The second technique we will cover in the series on turning day to night will use the color lookup tables or LUTs that also come with Photoshop. LUTs are used in the video industry but are starting to gain popularity with photography editing as well. With recent changes to Lightroom and the addition of the profiles, you can also use LUTs with Lightroom, which make them a very powerful color grading option. We will revisit LUTS many times in future tutorials.
For this article let’s get started turning this image from day-to-night.
Similar to the first article in the series on Day-to-Night, we are going to add two adjustment layers, first a Hue/Saturation layer and then a Brightness and Contrast layer. We will lower the saturation and the lightness, and also lower the brightness and push UP the contrast. Here are my settings for this image. Remember, your image may be very different depending on the luminosity (brightness) of your starting point. The goal is to remove the color as we do not see color at night, and to darken the entire scene. Our next steps will be to shade the image with the bluish light cast that we perceive at night.

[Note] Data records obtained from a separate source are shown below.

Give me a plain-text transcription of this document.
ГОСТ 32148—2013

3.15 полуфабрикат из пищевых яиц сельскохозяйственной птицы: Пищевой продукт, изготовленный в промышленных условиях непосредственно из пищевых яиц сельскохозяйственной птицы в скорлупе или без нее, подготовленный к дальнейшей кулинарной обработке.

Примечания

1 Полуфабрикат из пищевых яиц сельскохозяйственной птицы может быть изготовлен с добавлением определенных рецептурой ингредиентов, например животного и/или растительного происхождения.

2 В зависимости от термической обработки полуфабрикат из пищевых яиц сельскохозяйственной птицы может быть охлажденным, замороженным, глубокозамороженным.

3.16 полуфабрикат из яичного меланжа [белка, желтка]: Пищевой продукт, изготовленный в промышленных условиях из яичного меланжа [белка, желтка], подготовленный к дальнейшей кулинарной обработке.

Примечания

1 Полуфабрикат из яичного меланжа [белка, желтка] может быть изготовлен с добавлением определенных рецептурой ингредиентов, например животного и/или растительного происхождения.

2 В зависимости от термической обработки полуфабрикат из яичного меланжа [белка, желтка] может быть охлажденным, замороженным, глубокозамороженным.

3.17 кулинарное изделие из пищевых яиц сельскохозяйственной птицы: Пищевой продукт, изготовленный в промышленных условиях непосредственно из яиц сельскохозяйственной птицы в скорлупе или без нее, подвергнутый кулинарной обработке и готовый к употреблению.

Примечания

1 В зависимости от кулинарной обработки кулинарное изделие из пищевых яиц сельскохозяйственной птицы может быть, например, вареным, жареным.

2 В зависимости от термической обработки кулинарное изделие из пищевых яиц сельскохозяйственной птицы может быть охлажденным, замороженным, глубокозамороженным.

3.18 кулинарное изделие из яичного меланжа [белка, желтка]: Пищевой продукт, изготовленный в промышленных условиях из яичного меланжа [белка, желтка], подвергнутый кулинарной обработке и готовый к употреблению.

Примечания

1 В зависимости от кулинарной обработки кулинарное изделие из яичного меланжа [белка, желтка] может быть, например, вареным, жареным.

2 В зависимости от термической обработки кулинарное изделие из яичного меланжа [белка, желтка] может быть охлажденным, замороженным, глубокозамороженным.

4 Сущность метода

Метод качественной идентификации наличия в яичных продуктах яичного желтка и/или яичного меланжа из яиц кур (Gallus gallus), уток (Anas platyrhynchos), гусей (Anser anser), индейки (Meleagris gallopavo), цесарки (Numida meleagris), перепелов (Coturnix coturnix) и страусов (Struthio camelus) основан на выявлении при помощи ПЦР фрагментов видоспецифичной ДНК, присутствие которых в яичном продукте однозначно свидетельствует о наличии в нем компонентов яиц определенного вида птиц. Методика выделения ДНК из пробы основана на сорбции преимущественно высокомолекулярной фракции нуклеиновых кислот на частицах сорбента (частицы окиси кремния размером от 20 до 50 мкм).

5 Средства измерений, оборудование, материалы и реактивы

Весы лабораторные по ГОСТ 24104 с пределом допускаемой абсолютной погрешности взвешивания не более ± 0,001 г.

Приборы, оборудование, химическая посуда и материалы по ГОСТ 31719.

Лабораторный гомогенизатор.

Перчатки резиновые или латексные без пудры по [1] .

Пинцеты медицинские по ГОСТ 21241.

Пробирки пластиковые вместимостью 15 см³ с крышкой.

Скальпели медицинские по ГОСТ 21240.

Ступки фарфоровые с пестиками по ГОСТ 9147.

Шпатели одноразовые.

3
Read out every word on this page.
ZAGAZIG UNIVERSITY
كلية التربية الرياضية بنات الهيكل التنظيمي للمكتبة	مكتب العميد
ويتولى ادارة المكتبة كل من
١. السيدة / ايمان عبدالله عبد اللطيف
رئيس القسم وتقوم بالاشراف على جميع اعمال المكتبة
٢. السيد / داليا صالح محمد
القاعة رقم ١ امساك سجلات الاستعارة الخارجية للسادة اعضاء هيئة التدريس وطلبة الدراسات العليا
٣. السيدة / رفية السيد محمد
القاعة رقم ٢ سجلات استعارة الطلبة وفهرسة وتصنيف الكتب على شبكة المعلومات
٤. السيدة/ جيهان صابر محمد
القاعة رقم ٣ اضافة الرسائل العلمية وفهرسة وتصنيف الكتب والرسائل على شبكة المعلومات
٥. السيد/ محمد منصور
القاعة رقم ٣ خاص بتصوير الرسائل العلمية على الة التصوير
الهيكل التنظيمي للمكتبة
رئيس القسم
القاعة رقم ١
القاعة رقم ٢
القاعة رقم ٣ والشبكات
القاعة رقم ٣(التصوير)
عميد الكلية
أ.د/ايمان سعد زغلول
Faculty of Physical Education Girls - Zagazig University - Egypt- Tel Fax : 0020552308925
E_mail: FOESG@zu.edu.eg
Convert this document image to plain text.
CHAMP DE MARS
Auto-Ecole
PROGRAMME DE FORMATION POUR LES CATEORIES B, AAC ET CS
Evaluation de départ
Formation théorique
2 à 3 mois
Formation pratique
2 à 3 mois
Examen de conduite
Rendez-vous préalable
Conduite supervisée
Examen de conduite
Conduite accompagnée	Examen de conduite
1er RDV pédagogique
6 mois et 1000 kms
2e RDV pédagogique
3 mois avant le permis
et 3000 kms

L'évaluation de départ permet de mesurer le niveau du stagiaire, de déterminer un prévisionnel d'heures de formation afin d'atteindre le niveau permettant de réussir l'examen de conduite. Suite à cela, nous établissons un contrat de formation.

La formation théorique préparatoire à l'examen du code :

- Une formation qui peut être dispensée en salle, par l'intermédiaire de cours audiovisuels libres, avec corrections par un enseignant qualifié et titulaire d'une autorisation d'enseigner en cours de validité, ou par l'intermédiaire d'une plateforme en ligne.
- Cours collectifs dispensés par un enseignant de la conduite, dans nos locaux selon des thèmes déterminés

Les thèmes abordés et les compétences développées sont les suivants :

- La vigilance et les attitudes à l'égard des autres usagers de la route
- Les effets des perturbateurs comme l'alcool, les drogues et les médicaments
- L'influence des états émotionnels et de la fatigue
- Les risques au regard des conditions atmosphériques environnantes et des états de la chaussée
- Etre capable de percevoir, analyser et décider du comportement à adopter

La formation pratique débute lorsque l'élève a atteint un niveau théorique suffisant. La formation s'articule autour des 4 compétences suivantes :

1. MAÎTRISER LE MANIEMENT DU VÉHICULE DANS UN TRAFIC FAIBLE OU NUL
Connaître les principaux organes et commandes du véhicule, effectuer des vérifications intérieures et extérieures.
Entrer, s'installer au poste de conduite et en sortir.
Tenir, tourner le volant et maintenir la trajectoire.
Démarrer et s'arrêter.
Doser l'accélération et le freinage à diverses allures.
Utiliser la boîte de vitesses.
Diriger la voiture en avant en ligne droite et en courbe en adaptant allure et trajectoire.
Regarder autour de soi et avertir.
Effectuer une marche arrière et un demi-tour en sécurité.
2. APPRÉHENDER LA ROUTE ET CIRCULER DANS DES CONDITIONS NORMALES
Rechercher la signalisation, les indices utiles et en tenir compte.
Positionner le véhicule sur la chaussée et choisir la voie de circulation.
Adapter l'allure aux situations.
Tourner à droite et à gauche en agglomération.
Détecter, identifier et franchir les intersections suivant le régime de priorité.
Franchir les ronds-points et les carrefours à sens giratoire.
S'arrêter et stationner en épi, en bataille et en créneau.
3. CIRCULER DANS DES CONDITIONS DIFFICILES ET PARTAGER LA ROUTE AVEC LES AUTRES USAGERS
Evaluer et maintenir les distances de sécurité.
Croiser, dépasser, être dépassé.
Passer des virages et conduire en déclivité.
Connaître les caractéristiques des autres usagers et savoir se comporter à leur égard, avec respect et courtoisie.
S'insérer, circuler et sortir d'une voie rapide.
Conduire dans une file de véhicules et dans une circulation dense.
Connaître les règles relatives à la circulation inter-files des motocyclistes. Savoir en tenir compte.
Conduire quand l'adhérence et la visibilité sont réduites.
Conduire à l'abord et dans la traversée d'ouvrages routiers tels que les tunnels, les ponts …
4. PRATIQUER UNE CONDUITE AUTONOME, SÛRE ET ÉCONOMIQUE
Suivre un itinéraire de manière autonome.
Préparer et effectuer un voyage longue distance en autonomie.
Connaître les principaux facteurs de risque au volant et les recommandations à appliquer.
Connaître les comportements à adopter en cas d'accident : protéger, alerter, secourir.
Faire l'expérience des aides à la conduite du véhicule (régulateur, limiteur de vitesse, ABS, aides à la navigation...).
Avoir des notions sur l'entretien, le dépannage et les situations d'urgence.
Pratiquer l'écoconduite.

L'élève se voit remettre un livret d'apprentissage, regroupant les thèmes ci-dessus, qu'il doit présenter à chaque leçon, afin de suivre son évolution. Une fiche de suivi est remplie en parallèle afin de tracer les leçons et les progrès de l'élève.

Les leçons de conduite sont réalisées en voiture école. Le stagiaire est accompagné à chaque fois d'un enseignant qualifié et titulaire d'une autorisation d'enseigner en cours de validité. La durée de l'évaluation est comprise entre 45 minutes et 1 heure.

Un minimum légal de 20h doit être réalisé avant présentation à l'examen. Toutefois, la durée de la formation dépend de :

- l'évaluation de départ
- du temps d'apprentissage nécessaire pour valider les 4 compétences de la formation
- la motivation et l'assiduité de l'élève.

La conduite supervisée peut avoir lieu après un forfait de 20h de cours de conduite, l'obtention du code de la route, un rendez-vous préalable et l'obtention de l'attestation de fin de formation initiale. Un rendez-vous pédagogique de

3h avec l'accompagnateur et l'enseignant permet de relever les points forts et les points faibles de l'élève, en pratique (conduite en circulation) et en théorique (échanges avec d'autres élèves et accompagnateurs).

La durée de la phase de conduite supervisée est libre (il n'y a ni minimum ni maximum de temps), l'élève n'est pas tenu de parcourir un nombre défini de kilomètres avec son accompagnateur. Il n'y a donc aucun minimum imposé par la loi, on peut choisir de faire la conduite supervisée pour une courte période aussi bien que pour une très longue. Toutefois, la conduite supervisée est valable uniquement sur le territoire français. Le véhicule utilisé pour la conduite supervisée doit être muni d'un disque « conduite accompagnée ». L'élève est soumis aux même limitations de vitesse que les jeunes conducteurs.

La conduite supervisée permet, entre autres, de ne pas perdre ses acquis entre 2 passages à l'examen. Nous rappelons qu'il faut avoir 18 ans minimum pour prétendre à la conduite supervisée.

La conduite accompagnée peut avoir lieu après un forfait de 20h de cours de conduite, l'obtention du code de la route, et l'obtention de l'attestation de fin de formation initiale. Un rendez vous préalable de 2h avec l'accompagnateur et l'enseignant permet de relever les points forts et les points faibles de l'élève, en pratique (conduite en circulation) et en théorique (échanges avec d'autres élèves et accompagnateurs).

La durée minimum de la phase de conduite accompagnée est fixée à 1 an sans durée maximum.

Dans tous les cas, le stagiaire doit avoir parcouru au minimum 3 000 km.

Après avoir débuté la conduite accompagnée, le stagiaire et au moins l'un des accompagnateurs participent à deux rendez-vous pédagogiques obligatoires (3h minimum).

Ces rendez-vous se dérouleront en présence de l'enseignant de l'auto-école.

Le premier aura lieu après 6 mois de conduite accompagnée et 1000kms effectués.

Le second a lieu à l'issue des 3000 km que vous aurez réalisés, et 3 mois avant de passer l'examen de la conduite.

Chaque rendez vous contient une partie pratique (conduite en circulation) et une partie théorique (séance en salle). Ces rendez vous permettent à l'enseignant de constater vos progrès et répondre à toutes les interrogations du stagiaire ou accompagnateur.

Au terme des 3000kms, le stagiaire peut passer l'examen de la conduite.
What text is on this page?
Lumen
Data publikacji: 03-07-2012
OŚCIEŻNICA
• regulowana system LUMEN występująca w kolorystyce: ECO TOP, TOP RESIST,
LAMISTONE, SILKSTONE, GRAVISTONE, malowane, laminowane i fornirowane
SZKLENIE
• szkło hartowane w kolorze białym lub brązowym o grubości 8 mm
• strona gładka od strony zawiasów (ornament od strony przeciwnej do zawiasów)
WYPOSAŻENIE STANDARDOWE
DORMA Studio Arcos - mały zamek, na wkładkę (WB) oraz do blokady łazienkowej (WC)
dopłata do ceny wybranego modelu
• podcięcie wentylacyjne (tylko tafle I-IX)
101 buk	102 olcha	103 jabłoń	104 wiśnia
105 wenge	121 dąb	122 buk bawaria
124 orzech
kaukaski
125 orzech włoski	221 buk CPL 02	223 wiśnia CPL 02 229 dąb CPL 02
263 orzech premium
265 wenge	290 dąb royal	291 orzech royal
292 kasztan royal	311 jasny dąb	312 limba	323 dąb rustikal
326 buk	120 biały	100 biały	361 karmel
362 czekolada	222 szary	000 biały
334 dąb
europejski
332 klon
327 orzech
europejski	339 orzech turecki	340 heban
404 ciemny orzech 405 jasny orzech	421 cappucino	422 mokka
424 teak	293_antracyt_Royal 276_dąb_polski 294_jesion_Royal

Next, we will add the LUT. Photoshop provides two different LUTs that can be used for converting a scene from day to night. One is called “Day to Night” and the other is called “Moonlight.” I have added both of them to my stack here and labelled them green, however, you ONLY NEED ONE OR THE OTHER, NOT BOTH. You should test each with your image and decide which one you like better. You can then remove the other. Adjust the opacity so you just get the blue cast of light across your image, we don’t need the entire image dark blue.
Like the previous technique, the LUT maps color over our whites and the image ends up looking very washed out and without much dynamic range. So we will bring back our whites the same way did in the first article by adding in the curves layers. You can add in one or two curves adjustments depending upon whether you want to paint back in the specular highlights.
As you are building this background for a composite and you will be adding other elements and doing other dodging and burning throughout the composite, you may just add the global adjustment to bring back the whites and leave the specular highlight adjustments for later in your composite workflow.
In either case, for this tutorial, I’ve added both layers similar to the first article “Day to Night – Gradient Map Technique” and provided you the settings.